September 2016

UHTS collected works

Editor's Choice Haibun

In his Charles Eliot Norton Lectures, 2009, the Turkish writer and Nobel Laureate, Orhan Pamuk explored the novel’s visual and sensual power to transport a reader through vivid and profound mental and physical landscapes. I wondered if I could borrow that insight to argue that within the remit of the haibun form, each of the following poets succeeds in creating a palpable and distinct emotional and corporeal topography.

—UHTS cattails Haibun Editor Sonam Chhoki, Bhutan     

Hidden Gem
Thomas James Martin

For a long time my brother-in-law, Jim, and I, were not close. Politically, I was mostly liberal and he, a strong conservative. Then, a few years ago after we had shed our political skins and we suddenly became open to each other. Sure, shared interests but more than that, not quite affection but a quiet understanding. He shared his wonderful experiences of running.

spring marathon
his shadow catches up
as the clouds threaten

After I was placed in assisted care, he visited me several times a week, usually with a cappuccino in hand which he knew I loved. I learned respect and admiration for the real Jim. He had a hidden depth that was not easily expressed or perhaps understood.

stone bridge
water striders scurry
in the sunlit stream

I remember a geology class: "Scratch any stone to see its true identity."

dark river stone
laced with sunlight
dripping rainbow

I felt that he was turning into gold though I wonder if he knew...

Thomas James Martin’s haibun, "Hidden Gem" highlights movingly the humane and humbling aspect of aging when one is able to slough off strongly held and divisive perspectives to arrive at a more compassionate and inclusive stance.

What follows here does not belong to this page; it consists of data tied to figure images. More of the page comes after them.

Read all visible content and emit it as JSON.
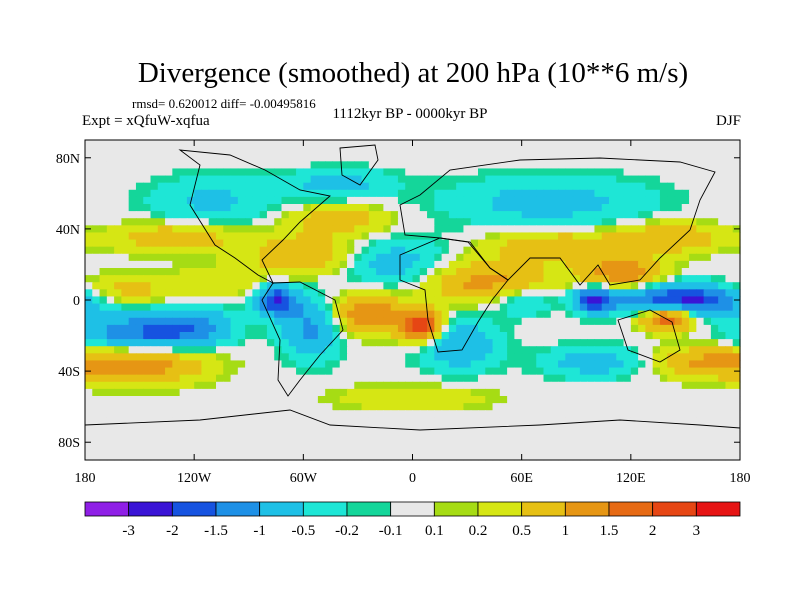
{
  "chart_data": {
    "type": "heatmap",
    "title": "Divergence (smoothed) at 200 hPa (10**6 m/s)",
    "stats": "rmsd= 0.620012  diff= -0.00495816",
    "experiment": "Expt = xQfuW-xqfua",
    "period": "1112kyr BP - 0000kyr BP",
    "season": "DJF",
    "x_ticks": [
      {
        "label": "180",
        "value": -180
      },
      {
        "label": "120W",
        "value": -120
      },
      {
        "label": "60W",
        "value": -60
      },
      {
        "label": "0",
        "value": 0
      },
      {
        "label": "60E",
        "value": 60
      },
      {
        "label": "120E",
        "value": 120
      },
      {
        "label": "180",
        "value": 180
      }
    ],
    "y_ticks": [
      {
        "label": "80N",
        "value": 80
      },
      {
        "label": "40N",
        "value": 40
      },
      {
        "label": "0",
        "value": 0
      },
      {
        "label": "40S",
        "value": -40
      },
      {
        "label": "80S",
        "value": -80
      }
    ],
    "xlim": [
      -180,
      180
    ],
    "ylim": [
      -90,
      90
    ],
    "colorbar": {
      "colors": [
        "#8f1fe6",
        "#3a14d6",
        "#1653e0",
        "#1e90e6",
        "#1ec0e6",
        "#1ee6d6",
        "#14d69a",
        "#e8e8e8",
        "#a6dc14",
        "#d6e614",
        "#e6c014",
        "#e69614",
        "#e66a14",
        "#e64614",
        "#e61414"
      ],
      "labels": [
        "-3",
        "-2",
        "-1.5",
        "-1",
        "-0.5",
        "-0.2",
        "-0.1",
        "0.1",
        "0.2",
        "0.5",
        "1",
        "1.5",
        "2",
        "3"
      ]
    },
    "features": [
      {
        "lon": -150,
        "lat": -20,
        "value": -1.6,
        "lonScale": 22,
        "latScale": 8
      },
      {
        "lon": -120,
        "lat": -15,
        "value": -1.0,
        "lonScale": 15,
        "latScale": 8
      },
      {
        "lon": -75,
        "lat": 0,
        "value": -2.0,
        "lonScale": 8,
        "latScale": 6
      },
      {
        "lon": -55,
        "lat": -15,
        "value": -1.2,
        "lonScale": 12,
        "latScale": 12
      },
      {
        "lon": -150,
        "lat": -35,
        "value": 1.5,
        "lonScale": 25,
        "latScale": 8
      },
      {
        "lon": -160,
        "lat": 5,
        "value": 0.8,
        "lonScale": 18,
        "latScale": 6
      },
      {
        "lon": -105,
        "lat": 10,
        "value": 0.5,
        "lonScale": 20,
        "latScale": 6
      },
      {
        "lon": -130,
        "lat": 35,
        "value": 0.9,
        "lonScale": 25,
        "latScale": 6
      },
      {
        "lon": -110,
        "lat": 55,
        "value": -0.6,
        "lonScale": 25,
        "latScale": 10
      },
      {
        "lon": -60,
        "lat": 25,
        "value": 1.0,
        "lonScale": 20,
        "latScale": 8
      },
      {
        "lon": -40,
        "lat": 45,
        "value": 0.8,
        "lonScale": 20,
        "latScale": 6
      },
      {
        "lon": -25,
        "lat": -8,
        "value": 1.5,
        "lonScale": 15,
        "latScale": 8
      },
      {
        "lon": -10,
        "lat": 20,
        "value": -0.8,
        "lonScale": 20,
        "latScale": 10
      },
      {
        "lon": 5,
        "lat": -15,
        "value": 2.5,
        "lonScale": 8,
        "latScale": 6
      },
      {
        "lon": 25,
        "lat": -25,
        "value": -1.0,
        "lonScale": 15,
        "latScale": 10
      },
      {
        "lon": 40,
        "lat": 10,
        "value": 1.2,
        "lonScale": 25,
        "latScale": 8
      },
      {
        "lon": 60,
        "lat": 0,
        "value": -0.7,
        "lonScale": 12,
        "latScale": 6
      },
      {
        "lon": 75,
        "lat": 55,
        "value": -0.7,
        "lonScale": 40,
        "latScale": 10
      },
      {
        "lon": 80,
        "lat": 30,
        "value": 1.0,
        "lonScale": 25,
        "latScale": 6
      },
      {
        "lon": 100,
        "lat": 0,
        "value": -2.0,
        "lonScale": 8,
        "latScale": 5
      },
      {
        "lon": 150,
        "lat": 0,
        "value": -2.2,
        "lonScale": 25,
        "latScale": 6
      },
      {
        "lon": 140,
        "lat": -10,
        "value": 2.0,
        "lonScale": 10,
        "latScale": 5
      },
      {
        "lon": 115,
        "lat": 15,
        "value": 1.5,
        "lonScale": 15,
        "latScale": 6
      },
      {
        "lon": 140,
        "lat": 35,
        "value": 1.0,
        "lonScale": 20,
        "latScale": 6
      },
      {
        "lon": 100,
        "lat": -35,
        "value": -0.8,
        "lonScale": 20,
        "latScale": 6
      },
      {
        "lon": 160,
        "lat": -35,
        "value": 1.0,
        "lonScale": 20,
        "latScale": 6
      },
      {
        "lon": -40,
        "lat": 65,
        "value": -0.7,
        "lonScale": 20,
        "latScale": 6
      },
      {
        "lon": 0,
        "lat": -55,
        "value": 0.5,
        "lonScale": 30,
        "latScale": 5
      }
    ]
  }
}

The three haiku are effective in accentuating the perceptible transformation in viewpoint and emotion of both the poet and his brother-in-law, Jim. The gentle and reflective tone of the narrative engages the reader well.

—UHTS cattails Haibun Editor Sonam Chhoki, Bhutan    

Small Talk
Vessislava Savova

“God is Love!”

“Yeah, sure, but no one has ever seen God.”

“So what?”

“So, no one has ever seen Love.”

“Love is not about being seen but being felt.”

“Yes, you’re right. Could you push my wheelchair closer to the fountain, child?”

a slug crawls
in the alley

Общи приказки
- Бог е Любов!

- Да, разбира се, но никой никога не е виждал Бог.

- Е и?

- Е, значи никой никога не е виждал Любовта.

- Любовта не е за виждане, а за чувстване.

-Да, права си. Би ли избутала инвалидния ми стол по-близо до Извора, дете?

слънчеви лъчи
гол охлюв бавно пълзи
по алеята

I was drawn to this haibun, Small Talk by Vessislava Savova. Her use of an understated and succinct dialogue is highly effectively in addressing profound metaphysical and existential issues. The reader is drawn into the conversation but does not feel overwhelmed or nudged in any particular direction.

The irony at the end grounds the metaphysical in the human physical.

—UHTS cattails Haibun Editor Sonam Chhoki, Bhutan    

The Final Hike
Bill Gottlieb

Yesterday was five months since I scattered Denise’s ashes. But they didn’t scatter—they dissolved, were washed to nothing in the shallows of the wide. I didn’t know then that I would write so often about her—the repeatable resurrections of art. Or that her fire-born ruins would brand my mind with their swirl and stir, would be washed again and again, the gray to white to gone; the waves, the water that took her, turned into words, lines of words, like the serial surf of an incoming tide. The final hike, that’s what she told me to take. Just you and me. And so I went to Ten Mile Beach, to the mouth of the Ten Mile River—where the osprey dove like gods and killed for life when we watched in wonder, in love.

attend the funeral
of a seal

Bill Gottlieb’s haibun, "The Final Hike" is deeply resonant for me. After the untimely death of my mother just before her 53rd birthday, I discovered haibun to express grief in its myriad stages and forms. In Bill Gottlieb’s piece there is exquisite beauty in the imagery of space, water and fire. He describes how his wife’s ashes “were washed to nothing in the shallows of the wide”. This underlines the poignancy of the poet’s ‘final’ hike to the mouth of the Ten Mile River in fulfillment of her urging. The haibun links life, love and death seamlessly in this closing line: “where the osprey dove like gods and killed for life when we watched in wonder, in love.”

The haibun shows how grief permeates everything we perceive and yet it also enhances our perception of the universality of death in both the human and natural world.